We given hidden text an automatic penalty that expires after a few weeks, so if the site owner cleans up his site, he can get back into the index
So does this mean NO HIDDEN TEXT AT ALL?
There is a very cool technique for Making pages that look great on all browsers/blind people/bots, and looks evern better on a site that has css. Now I know of a famous design site that uses this technique that seems to have been penalized. It goes like this :
It involves using CSS to replace a <h1> with an image of the text inside that H1, but in a nice font, with maybe a piture. This means that the site works on all browsers, but can use nice typography on browsers that support CSS. And it makes sence to search engines too.
An example for the Google home page:
<h1><span class=h>Google</span></h1>
with css :
span.h {display:none;}
h1{ width: 400px; height: 100px; background: url(logo.gif); }
So text only browsers & NN4 see the heading Google, and decent browsers see Google, but as a GIF in Google's Font. Why? Because the font Google uses for it's logo doesn't come with my browser, so they have to use an image.
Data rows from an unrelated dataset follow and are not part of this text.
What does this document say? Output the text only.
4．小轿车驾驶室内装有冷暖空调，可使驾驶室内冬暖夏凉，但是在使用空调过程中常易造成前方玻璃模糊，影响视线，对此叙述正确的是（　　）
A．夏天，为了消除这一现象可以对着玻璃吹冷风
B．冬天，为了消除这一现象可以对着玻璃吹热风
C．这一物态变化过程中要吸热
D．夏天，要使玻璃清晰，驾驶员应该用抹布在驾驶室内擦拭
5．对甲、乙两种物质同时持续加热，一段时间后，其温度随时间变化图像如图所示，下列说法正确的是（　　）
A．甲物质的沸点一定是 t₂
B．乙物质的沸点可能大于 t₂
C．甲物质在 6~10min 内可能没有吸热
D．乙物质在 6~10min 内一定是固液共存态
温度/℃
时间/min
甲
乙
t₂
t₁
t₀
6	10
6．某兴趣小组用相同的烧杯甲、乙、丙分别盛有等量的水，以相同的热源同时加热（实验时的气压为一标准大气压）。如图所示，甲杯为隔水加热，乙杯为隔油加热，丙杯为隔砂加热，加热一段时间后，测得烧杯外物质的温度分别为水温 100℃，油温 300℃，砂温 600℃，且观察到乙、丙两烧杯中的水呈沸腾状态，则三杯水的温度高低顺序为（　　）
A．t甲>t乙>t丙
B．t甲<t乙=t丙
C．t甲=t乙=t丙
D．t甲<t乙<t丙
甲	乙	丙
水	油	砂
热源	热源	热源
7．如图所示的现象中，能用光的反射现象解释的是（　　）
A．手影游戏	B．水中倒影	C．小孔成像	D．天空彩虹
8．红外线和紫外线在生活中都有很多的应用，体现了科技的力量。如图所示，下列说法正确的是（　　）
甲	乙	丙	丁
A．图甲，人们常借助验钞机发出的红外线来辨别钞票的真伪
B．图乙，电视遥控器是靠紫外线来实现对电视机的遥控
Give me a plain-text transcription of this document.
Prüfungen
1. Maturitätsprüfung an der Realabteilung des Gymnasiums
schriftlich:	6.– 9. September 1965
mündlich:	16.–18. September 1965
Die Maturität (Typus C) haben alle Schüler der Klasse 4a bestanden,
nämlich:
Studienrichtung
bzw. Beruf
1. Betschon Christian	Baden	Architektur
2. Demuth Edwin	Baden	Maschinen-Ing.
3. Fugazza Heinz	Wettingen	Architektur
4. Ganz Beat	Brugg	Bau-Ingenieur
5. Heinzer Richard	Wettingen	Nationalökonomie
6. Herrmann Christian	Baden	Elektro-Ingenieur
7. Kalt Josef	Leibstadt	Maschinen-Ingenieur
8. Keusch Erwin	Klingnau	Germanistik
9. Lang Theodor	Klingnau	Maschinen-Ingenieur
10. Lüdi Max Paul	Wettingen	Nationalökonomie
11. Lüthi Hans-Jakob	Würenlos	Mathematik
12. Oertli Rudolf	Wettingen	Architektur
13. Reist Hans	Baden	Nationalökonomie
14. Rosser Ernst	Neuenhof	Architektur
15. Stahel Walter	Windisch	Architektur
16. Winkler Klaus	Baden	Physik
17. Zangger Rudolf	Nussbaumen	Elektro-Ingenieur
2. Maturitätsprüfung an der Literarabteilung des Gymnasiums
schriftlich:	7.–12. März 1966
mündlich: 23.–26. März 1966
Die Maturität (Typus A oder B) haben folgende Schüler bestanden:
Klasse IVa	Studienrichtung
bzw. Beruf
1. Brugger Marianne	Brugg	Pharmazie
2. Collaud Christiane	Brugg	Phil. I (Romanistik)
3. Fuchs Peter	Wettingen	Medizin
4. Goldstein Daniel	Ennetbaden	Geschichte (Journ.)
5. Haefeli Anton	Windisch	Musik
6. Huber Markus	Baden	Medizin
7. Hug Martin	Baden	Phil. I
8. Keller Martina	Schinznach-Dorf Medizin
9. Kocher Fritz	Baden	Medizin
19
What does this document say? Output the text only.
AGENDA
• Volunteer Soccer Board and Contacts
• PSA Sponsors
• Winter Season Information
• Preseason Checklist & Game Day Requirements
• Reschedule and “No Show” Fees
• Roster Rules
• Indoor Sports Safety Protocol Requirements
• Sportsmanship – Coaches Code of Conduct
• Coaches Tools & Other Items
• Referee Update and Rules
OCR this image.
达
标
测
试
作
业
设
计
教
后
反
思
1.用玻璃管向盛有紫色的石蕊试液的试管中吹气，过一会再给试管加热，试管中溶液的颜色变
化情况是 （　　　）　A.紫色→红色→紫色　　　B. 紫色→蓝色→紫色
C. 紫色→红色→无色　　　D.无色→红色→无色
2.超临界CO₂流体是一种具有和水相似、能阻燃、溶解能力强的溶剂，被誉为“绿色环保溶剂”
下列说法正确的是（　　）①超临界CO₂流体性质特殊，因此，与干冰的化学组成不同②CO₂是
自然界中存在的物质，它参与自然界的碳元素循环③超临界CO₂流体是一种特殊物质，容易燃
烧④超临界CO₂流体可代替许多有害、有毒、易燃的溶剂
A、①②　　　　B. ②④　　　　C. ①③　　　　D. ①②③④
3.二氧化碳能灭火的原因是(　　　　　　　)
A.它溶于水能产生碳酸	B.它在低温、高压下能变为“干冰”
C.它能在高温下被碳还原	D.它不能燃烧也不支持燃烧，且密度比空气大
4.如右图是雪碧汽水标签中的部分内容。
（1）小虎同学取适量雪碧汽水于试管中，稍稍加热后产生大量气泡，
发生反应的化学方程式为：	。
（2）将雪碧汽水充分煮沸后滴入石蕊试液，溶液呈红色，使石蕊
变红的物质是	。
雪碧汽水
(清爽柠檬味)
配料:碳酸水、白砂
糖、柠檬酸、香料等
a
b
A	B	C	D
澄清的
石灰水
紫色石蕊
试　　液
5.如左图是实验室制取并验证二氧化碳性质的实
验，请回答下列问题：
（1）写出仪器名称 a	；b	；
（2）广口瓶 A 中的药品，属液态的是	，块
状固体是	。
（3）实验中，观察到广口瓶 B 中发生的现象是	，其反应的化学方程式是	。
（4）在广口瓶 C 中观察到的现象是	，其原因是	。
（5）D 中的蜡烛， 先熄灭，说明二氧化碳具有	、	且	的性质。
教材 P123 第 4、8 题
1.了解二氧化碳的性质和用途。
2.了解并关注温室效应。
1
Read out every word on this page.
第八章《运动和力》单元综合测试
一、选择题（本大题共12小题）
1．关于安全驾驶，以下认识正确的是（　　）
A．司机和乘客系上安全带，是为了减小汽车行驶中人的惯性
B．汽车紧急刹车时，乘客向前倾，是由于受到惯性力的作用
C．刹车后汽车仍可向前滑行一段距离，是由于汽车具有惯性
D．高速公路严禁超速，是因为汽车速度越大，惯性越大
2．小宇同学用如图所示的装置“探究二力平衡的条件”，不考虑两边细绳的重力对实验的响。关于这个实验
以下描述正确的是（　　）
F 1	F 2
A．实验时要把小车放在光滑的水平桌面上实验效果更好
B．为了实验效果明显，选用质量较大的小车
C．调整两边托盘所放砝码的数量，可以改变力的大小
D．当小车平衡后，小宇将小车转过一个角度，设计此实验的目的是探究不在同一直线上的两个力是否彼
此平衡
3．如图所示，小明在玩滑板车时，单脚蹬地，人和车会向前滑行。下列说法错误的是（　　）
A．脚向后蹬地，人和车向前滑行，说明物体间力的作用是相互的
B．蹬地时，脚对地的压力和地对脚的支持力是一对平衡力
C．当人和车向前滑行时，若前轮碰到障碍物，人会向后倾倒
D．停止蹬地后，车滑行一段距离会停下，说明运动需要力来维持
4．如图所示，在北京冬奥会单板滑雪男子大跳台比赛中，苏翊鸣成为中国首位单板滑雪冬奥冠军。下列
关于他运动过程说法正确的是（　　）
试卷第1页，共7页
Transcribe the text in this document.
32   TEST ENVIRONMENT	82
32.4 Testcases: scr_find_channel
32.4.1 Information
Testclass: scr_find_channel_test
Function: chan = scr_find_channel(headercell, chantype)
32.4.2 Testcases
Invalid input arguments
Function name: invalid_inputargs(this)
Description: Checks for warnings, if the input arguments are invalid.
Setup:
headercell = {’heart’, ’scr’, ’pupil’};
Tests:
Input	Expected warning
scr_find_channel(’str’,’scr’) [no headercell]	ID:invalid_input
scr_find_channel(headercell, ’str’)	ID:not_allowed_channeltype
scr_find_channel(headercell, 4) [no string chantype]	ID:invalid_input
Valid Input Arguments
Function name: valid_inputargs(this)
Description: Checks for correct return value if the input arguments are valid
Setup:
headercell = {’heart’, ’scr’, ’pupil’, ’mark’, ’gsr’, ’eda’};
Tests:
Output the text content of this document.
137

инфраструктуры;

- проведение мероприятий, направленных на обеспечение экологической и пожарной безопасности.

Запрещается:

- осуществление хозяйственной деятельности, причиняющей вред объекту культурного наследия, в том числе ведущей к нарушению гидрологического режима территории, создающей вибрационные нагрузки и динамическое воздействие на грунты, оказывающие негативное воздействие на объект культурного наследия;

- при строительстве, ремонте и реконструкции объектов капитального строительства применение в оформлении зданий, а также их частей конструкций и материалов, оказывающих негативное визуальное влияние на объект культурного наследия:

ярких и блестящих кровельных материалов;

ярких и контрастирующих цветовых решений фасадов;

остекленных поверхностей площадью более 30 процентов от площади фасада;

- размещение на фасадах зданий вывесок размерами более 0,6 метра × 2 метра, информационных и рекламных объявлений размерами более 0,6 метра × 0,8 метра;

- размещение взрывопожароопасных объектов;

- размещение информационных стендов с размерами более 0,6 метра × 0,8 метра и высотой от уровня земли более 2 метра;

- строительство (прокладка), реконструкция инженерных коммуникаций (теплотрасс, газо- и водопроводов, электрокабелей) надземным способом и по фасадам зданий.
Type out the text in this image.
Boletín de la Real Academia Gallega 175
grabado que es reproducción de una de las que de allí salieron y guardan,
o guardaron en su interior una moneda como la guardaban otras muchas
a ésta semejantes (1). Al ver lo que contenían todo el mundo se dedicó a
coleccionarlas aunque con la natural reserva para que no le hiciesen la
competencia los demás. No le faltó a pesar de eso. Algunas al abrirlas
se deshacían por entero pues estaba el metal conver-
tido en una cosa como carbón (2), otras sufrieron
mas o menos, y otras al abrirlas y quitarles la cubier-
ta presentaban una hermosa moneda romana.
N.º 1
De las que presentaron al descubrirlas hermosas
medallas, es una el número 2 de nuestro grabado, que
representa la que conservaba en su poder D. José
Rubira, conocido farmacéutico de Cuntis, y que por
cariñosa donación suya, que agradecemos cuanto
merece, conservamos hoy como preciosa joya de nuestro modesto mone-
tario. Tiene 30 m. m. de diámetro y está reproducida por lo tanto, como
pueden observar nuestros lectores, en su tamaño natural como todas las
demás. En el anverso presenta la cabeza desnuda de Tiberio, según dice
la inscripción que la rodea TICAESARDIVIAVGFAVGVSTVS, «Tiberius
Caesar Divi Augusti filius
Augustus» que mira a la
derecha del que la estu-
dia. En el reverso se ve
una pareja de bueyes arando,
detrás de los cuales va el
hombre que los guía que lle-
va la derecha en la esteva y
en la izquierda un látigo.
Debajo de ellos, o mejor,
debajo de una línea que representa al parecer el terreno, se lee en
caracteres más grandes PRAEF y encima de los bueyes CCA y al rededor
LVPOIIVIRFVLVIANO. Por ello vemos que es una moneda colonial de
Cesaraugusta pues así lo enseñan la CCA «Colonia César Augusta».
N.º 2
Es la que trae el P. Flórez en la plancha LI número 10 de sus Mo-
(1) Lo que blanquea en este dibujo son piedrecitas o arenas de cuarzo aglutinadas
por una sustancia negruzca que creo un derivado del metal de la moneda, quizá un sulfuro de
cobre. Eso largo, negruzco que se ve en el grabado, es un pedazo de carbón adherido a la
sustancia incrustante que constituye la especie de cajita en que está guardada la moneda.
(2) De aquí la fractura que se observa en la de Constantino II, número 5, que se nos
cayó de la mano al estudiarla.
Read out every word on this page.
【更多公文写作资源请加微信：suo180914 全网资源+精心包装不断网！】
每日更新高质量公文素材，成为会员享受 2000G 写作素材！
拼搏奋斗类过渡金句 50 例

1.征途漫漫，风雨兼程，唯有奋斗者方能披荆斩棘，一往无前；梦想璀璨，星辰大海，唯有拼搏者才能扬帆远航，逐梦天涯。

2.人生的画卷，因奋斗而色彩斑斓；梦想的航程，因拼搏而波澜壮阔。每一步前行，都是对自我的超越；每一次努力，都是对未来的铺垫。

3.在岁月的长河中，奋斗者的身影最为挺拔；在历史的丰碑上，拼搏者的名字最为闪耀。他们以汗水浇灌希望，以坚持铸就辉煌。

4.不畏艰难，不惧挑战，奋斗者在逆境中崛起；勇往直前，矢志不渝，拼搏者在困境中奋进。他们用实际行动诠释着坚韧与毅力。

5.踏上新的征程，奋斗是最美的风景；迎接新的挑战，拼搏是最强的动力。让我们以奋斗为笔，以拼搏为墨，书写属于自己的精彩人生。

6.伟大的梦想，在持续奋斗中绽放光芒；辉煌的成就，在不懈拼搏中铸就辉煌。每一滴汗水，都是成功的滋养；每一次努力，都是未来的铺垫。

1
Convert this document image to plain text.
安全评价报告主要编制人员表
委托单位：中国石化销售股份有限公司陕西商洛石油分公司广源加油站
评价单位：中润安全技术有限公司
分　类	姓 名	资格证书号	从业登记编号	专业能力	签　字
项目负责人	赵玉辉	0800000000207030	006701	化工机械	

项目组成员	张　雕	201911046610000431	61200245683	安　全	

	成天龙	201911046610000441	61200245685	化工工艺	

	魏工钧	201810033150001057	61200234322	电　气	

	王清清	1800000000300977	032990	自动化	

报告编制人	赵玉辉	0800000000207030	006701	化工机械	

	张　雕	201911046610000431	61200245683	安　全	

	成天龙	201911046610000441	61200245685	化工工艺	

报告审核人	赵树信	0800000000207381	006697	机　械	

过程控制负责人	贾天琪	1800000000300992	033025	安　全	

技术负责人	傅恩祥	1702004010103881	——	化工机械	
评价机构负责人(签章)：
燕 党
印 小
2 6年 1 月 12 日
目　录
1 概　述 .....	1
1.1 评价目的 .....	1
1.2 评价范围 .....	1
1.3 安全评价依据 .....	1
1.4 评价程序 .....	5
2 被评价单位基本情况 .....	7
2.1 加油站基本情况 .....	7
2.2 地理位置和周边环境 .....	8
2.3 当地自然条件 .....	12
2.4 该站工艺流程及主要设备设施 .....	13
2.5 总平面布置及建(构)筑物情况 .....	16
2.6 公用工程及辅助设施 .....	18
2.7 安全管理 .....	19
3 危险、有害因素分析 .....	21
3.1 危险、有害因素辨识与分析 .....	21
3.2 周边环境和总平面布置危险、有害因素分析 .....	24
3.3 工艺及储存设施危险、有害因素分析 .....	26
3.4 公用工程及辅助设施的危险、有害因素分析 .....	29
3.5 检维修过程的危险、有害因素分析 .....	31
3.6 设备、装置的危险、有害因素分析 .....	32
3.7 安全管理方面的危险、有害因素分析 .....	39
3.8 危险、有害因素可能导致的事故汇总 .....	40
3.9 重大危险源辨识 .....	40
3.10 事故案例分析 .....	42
They have alt text of "Google" on that logo, but that really should be a <h1>Google</h1>, because Google is the page heading.
To penalize this is crazy, as everyone will be doing it soon ( due to this new technique, heavily publicized ) , unaware that the'll drop off the index.
Is that considered as hidden text as I seen sites with top 10 placing with that type of optimization.
Like what GG and other alike have mentioned in the past, if you can't see it then it's considered spam.